While we don’t know precisely what we’ll see when the first images are unveiled on July 12 at 10:30 AM ET, Thomas Zuburchen, associate administrator for NASA’s Science Mission Directorate, confirmed that ‘images of an exoplanet’s atmospheric spectrum will be shared with the public on July 12,’ per TechCrunch. Webb’s ability to capture the infrared spectrum allows it to detect even small molecules in an exoplanet’s atmosphere, meaning that Webb may unlock a greater understanding of different planet’s capacity for life.
NASA also confirmed that its estimates for Webb’s fuel capabilities were accurate and that the JWST will be able to capture images of space for around 20 years. ‘Not only will those 20 years allow us to go deeper into history and time, but we will go deeper into science because we will have the opportunity to learn and grow and make new observations,’ said NASA deputy administrator Pam Melroy.
|Image Credit: NASA/STScI|
Some other news has come out since we last checked in with Webb. On June 23, NASA released a ‘selfie‘ that Webb captured using a specialized pupil imaging lens inside Webb’s Near Infrared Camera (NIRCam). The specialized lens is designed to aid with mirror alignment, but as you can see above, it’s also useful for a self-portrait of Webb’s 18 primary mirror segments.
Today, NASA announced that Webb’s Mid-Infrared Instrument (MIRI) is good to go and has passed its final postlaunch preparations. NASA writes, ‘The last MIRI mode to be checked off was its coronagraphic imaging capability, which uses two different styles of masks to intentionally block starlight from hitting its sensors when attempting to make observations of the star’s orbiting planets. These customized masks allow for scientists to directly detect exoplanets and study dust disks around their host stars in a way that’s never been done before.’
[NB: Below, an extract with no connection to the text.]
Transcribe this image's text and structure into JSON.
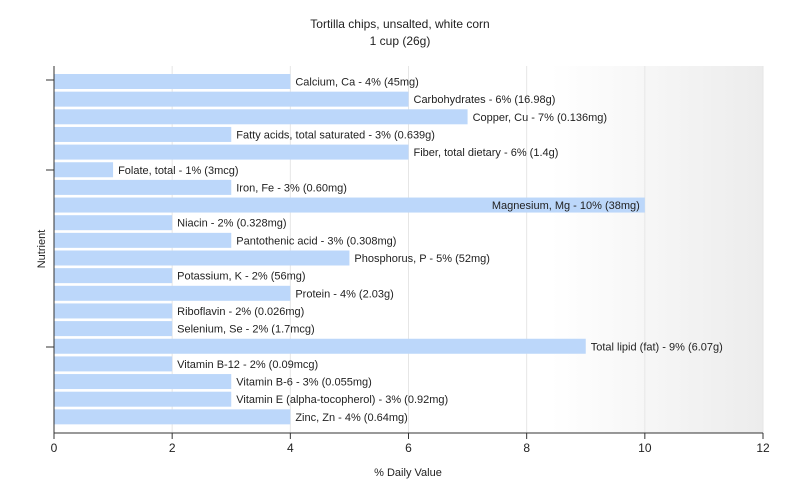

‘We are thrilled that MIRI is now a functioning, state-of-the-art instrument with performances across all its capabilities better than expected. Our multinational commissioning team has done a fantastic job getting MIRI ready in the space of just a few weeks. Now we celebrate all the people, scientists, engineers, managers, national agencies, ESA, and NASA, who have made this instrument a reality as MIRI begins to explore the infrared universe in ways and to depths never achieved before,’ said Gillian Wright, MIRI European principal investigator at the UK Astronomy Technology Centre, and George Rieke, MIRI science lead at the University of Arizona. MIRI is a joint effort between NASA and the European Space Agency (ESA).